Sunday, February 15, 2015

Ode to a Student Leaving

Maryalice Leister
The formulaic poem is often assigned so new writers can practice cadence in a predictable format. Although I tend to write in a long line, unrhymed format to bring my observational memoir poetry to life, I also enjoy the constraint of the formula. The method makes the topic foremost and frees a writer from needing to think through how to best present the content.

In the spring of 1993, I was asked to give the Commencement speech for my high school students, a true highlight in my career. As part of that speech, I wrote this poem or, as most writers know, almost this poem because each time a writer touches her writing, she (or he) just can't help but tweak it.

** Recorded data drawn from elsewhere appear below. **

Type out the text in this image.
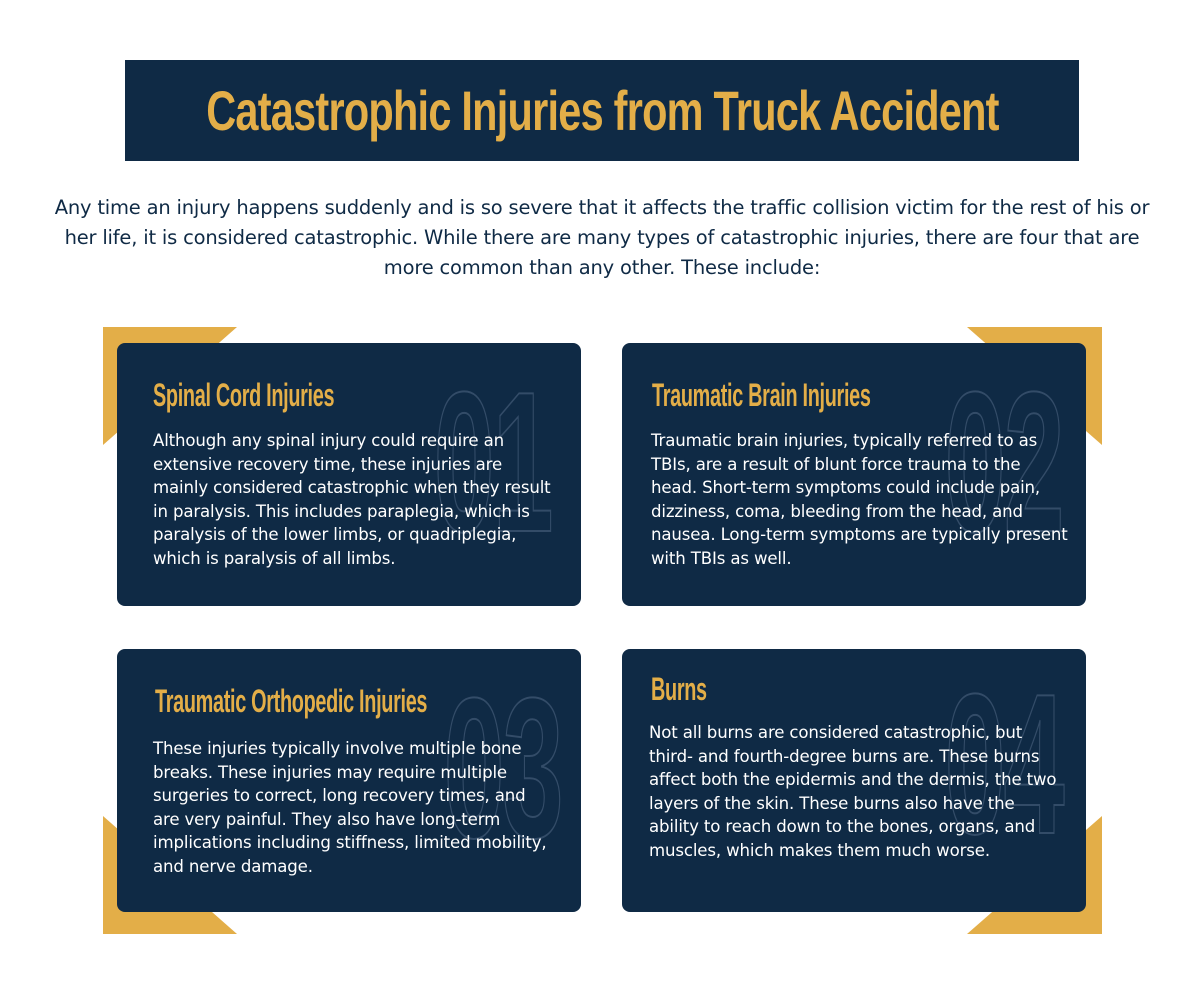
Catastrophic Injuries from Truck Accident

Any time an injury happens suddenly and is so severe that it affects the traffic collision victim for the rest of his or her life, it is considered catastrophic. While there are many types of catastrophic injuries, there are four that are more common than any other. These include:

01
Spinal Cord Injuries
Although any spinal injury could require an extensive recovery time, these injuries are mainly considered catastrophic when they result in paralysis. This includes paraplegia, which is paralysis of the lower limbs, or quadriplegia, which is paralysis of all limbs.	02
Traumatic Brain Injuries
Traumatic brain injuries, typically referred to as TBIs, are a result of blunt force trauma to the head. Short-term symptoms could include pain, dizziness, coma, bleeding from the head, and nausea. Long-term symptoms are typically present with TBIs as well.
03
Traumatic Orthopedic Injuries
These injuries typically involve multiple bone breaks. These injuries may require multiple surgeries to correct, long recovery times, and are very painful. They also have long-term implications including stiffness, limited mobility, and nerve damage.	04
Burns
Not all burns are considered catastrophic, but third- and fourth-degree burns are. These burns affect both the epidermis and the dermis, the two layers of the skin. These burns also have the ability to reach down to the bones, organs, and muscles, which makes them much worse.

Just for the record, when I left that school, I took with me the stool I had provided and used all those years. It is now being used by my daughter in another classroom as she delivers library skills to young people. Legacies are often the simplest things.


Ode to a Student Leaving

I will never forget
         the times you came
         to perch upon my stool
         eager to lean
                       to share
                               to fly.

I will never forget
         your adrenalin-charged life,
         the giggles, the frowns,
                   soaring "ups,"
                   endless "downs."

I will never forget
         your creative abandon,
         zest for learning
         penchant for gossip,
                              for truth
                                    for hope.
empty classroom
I will never forget
         my pride in your pride,
         your unwavering trust,
         our timorous ventures into
                     uncharted territories
                                together.

I will never forget
         how you fueled my days,
         feathering clouds to
         wispy nothingness,
         buoying my spirit with
                                 your youth,
                                      your strength,
                                          your dreams.

But most of all,
             I will never forget
                         you
                              and me
                                        and us.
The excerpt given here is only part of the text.